Il estime que ce n’est pas aux entreprises de trouver des solutions, mais bien au MTQ de prendre ses responsabilités. 

«C’est déplorable et ça ne fait pas de sens, que des entreprises soient prises en otage par des infrastructures que le ministère n’a pas mises à jour, s’exclame-t-il. Ça va engendrer des milliers de dollars de perte pour eux, et ce n’est pas de leur faute.»

Bien au fait de la situation de la famille Migneault (voir texte ci-contre), le conseiller en communication pour Transports Québec Luc Adam explique avoir tenté de trouver des solutions, envisageant même de construire un nouveau pont. 
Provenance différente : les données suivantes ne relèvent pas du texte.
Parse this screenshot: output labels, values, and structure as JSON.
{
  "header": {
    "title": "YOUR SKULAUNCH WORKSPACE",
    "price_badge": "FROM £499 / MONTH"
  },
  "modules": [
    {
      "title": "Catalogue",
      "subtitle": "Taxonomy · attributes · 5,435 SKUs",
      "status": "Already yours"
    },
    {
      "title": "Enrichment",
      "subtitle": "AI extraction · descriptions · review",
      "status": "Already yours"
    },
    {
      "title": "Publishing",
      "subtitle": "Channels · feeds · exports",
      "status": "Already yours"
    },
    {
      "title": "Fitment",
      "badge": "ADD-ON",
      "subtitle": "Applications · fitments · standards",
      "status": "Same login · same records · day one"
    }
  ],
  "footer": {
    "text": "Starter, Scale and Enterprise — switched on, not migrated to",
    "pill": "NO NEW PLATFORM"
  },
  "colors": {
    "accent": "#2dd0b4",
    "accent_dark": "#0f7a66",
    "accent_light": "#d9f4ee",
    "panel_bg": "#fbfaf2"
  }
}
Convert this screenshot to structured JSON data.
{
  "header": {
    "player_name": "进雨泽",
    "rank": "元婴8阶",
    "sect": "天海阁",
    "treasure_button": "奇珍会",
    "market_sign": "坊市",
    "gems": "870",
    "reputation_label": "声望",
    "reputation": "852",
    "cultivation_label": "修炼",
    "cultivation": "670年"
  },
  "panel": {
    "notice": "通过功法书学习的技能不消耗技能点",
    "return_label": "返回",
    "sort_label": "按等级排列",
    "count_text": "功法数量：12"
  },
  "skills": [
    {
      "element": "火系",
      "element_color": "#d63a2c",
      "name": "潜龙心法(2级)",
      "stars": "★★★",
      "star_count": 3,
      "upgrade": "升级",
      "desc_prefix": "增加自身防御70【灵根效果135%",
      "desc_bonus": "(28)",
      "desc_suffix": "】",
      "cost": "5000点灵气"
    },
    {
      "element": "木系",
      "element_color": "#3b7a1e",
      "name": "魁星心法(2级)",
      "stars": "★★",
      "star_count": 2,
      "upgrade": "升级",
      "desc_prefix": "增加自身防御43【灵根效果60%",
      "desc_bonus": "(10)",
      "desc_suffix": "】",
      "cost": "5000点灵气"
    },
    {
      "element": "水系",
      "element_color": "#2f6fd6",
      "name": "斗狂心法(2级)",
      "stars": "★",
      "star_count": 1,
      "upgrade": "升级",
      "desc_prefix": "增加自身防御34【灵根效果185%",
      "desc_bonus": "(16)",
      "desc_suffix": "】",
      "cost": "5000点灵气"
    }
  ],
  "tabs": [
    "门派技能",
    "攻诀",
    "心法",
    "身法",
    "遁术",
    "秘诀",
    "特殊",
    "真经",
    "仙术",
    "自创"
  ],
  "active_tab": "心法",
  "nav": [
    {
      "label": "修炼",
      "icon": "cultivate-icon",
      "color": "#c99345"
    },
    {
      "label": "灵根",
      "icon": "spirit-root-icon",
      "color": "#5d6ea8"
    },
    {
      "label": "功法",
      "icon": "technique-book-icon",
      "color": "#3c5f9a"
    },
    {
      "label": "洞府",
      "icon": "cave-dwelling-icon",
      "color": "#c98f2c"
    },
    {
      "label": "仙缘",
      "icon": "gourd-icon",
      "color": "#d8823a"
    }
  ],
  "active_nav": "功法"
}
«Mais on ne peut pas construire à l’extérieur de notre emprise routière très rapidement», tempère-t-il. 

«On vit un problème et on ne le nie pas. En Abitibi, on est en bas des moyennes provinciales et on a du rattrapage à faire, parce qu’on a beaucoup de ponts en fin de vie qu’il faut reconstruire», explique M. Adam. 

Il explique que ce n’est «pas nécessairement une question d’argent, mais plutôt de ressources», puisqu’il est difficile d’attirer des ingénieurs ou de la main-d’œuvre en région.